Step 5: Reintroduce human review for high-stakes outputs using a risk score
def compute_risk_score(output: str, task: dict) -> float:
score = 0.0
if task.get("touches_auth"): score += 0.4
if task.get("touches_payments"): score += 0.4
if task.get("runs_migrations"): score += 0.3
if output_confidence(output) < 0.7: score += 0.2
return min(score, 1.0)
def promote_or_queue_for_review(output, task):
risk = compute_risk_score(output, task)
if risk > 0.5:
queue_for_human_review(output, task, reason=f"Risk score {risk:.2f}")
else:
promote(output)
Prevention
- Enumerate every correctness, security, and quality property of valid output and create a gate for each one — gaps in this list are gaps in promotion safety.
- Classify gates as critical (must all pass) vs. cosmetic (threshold); never allow cosmetic checks to outvote critical failures.

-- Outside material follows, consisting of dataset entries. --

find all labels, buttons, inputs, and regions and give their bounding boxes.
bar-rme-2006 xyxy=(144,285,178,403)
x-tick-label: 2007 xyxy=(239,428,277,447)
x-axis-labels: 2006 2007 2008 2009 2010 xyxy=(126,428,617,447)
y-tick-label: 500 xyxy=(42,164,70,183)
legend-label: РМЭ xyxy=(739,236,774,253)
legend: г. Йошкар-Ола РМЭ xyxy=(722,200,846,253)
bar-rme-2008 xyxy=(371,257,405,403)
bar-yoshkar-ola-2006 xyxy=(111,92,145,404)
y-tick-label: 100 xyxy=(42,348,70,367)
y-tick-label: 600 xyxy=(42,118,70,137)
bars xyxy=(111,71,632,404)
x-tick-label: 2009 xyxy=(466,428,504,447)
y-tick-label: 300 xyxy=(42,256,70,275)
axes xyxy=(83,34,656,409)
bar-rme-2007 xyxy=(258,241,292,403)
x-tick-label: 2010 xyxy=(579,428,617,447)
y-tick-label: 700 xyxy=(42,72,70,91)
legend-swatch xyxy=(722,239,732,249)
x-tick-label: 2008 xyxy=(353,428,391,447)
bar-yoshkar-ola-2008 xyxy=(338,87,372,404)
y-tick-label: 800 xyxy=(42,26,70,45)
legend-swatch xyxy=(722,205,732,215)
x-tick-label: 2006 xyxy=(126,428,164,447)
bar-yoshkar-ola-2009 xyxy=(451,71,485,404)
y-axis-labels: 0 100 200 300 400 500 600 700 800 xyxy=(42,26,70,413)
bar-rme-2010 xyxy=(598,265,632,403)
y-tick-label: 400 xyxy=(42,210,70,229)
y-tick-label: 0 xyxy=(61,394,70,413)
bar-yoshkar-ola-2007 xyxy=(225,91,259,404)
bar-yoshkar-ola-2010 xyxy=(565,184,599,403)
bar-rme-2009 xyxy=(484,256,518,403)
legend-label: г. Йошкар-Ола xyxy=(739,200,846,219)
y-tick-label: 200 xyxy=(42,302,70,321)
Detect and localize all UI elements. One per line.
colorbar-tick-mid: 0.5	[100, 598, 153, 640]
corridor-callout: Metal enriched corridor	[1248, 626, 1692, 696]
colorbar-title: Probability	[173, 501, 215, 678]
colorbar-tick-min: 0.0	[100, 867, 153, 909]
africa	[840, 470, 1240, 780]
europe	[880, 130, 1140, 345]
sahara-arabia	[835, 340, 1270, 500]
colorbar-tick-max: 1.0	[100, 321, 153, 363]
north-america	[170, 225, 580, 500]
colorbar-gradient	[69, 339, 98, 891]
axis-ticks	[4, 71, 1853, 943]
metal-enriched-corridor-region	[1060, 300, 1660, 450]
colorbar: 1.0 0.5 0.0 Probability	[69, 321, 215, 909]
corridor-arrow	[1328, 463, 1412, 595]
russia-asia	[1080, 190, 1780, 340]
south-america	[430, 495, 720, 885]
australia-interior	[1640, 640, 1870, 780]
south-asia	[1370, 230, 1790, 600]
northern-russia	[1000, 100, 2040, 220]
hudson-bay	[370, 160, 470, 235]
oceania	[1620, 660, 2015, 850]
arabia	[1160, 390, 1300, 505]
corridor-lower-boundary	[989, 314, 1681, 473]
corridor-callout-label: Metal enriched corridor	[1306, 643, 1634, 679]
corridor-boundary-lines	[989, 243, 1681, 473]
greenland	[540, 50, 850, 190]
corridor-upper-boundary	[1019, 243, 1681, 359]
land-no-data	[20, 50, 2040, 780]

- Add adversarial test cases to your gate suite: inputs that pass superficial checks but should fail quality checks.
- Use binary “PASS/FAIL” prompts with explicit criteria for LLM-based checks; open-ended LLM review is too liberal.

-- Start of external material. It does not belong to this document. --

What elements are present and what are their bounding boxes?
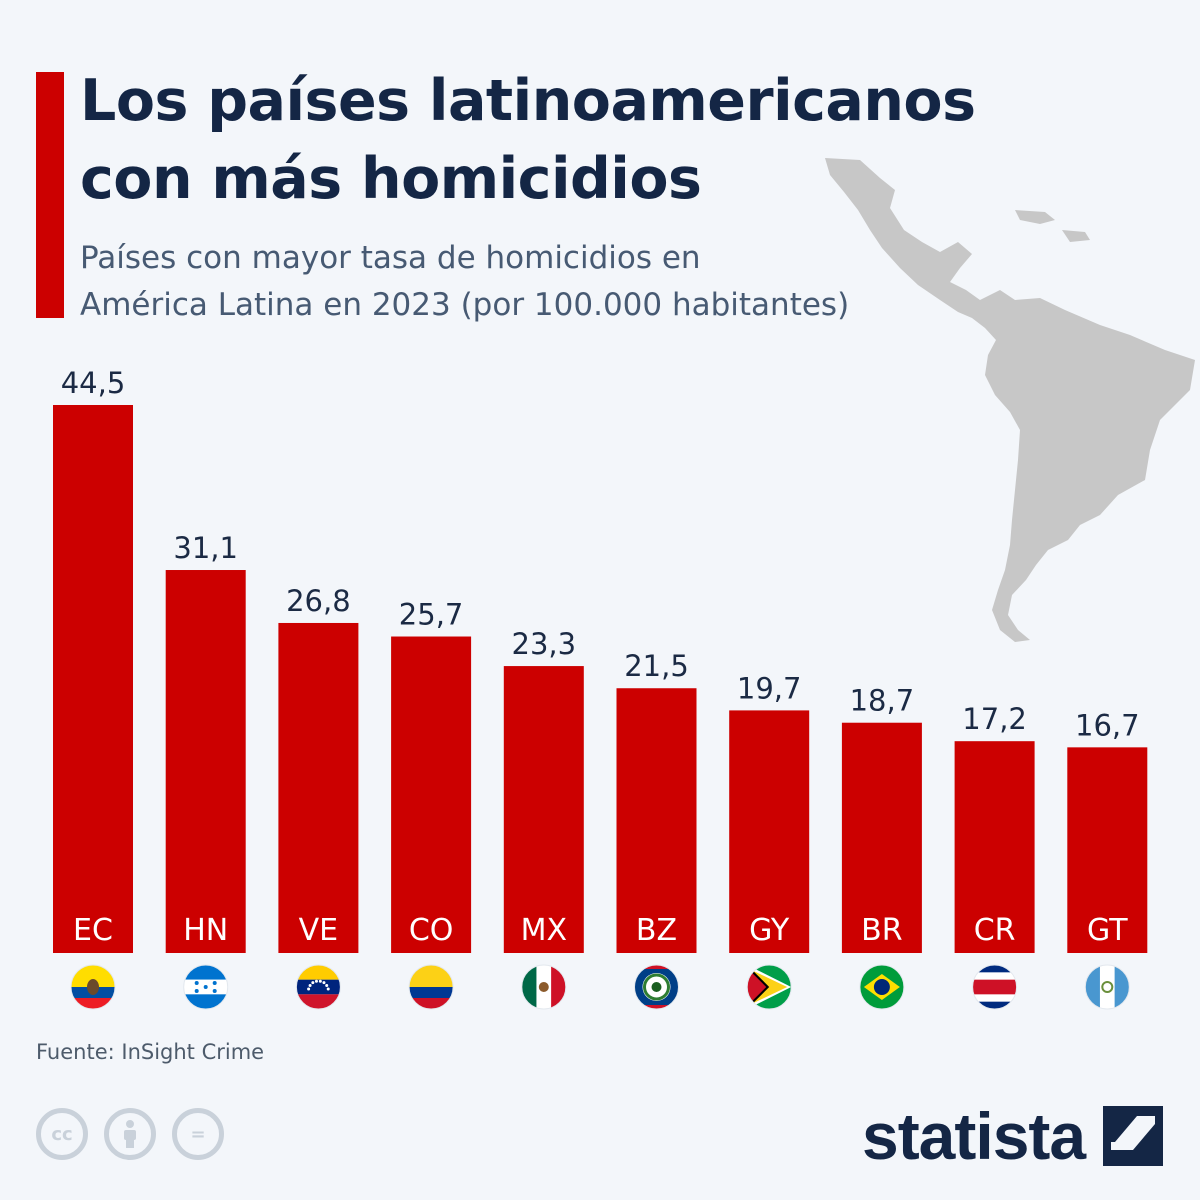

- Audit a sample of promoted outputs monthly; a rising false-positive rate is an early warning that scope has grown beyond gate coverage.
- Reintroduce human review for high-risk task types (auth, payments, schema migrations) even if you removed it for low-risk tasks.
- When the pipeline’s scope expands, require gate expansion as a condition of the scope change — not as a follow-up.
- Log the specific checks that gated each promotion decision; this creates an audit trail and highlights which checks are rarely the deciding factor (possible dead weight vs. important safeguard).
FAQ
Q: How strict should gates be for an internal development pipeline vs. a customer-facing one? A: Internal pipelines can use looser gates with human review before anything reaches production. Customer-facing pipelines need the same critical gates as production code — treat any output that customers will see as production-grade.
Q: Our pipeline runs 1,000 times a day — manual auditing isn’t feasible. What do we do? A: Sample at 1% (10/day) for routine audit. Immediately review 100% of outputs that are flagged by any gate check but still promoted (i.e., outputs that only barely passed). High-risk task types should always have human review, regardless of volume.
Q: Is there a risk of making gates too strict and blocking good output? A: Yes — false negatives (blocking good output) increase iteration time and reduce pipeline value. Track both false positive rate (bad promoted) and false negative rate (good blocked). Target false positive rate under 2%, false negative rate under 10% as a starting balance.
Q: How do I handle gates that conflict — output passes security but fails test coverage? A: Fail the promotion. Critical gates do not trade off against each other. Generate a detailed failure report listing exactly which gates failed so the agent can attempt to fix specifically those issues on the next iteration.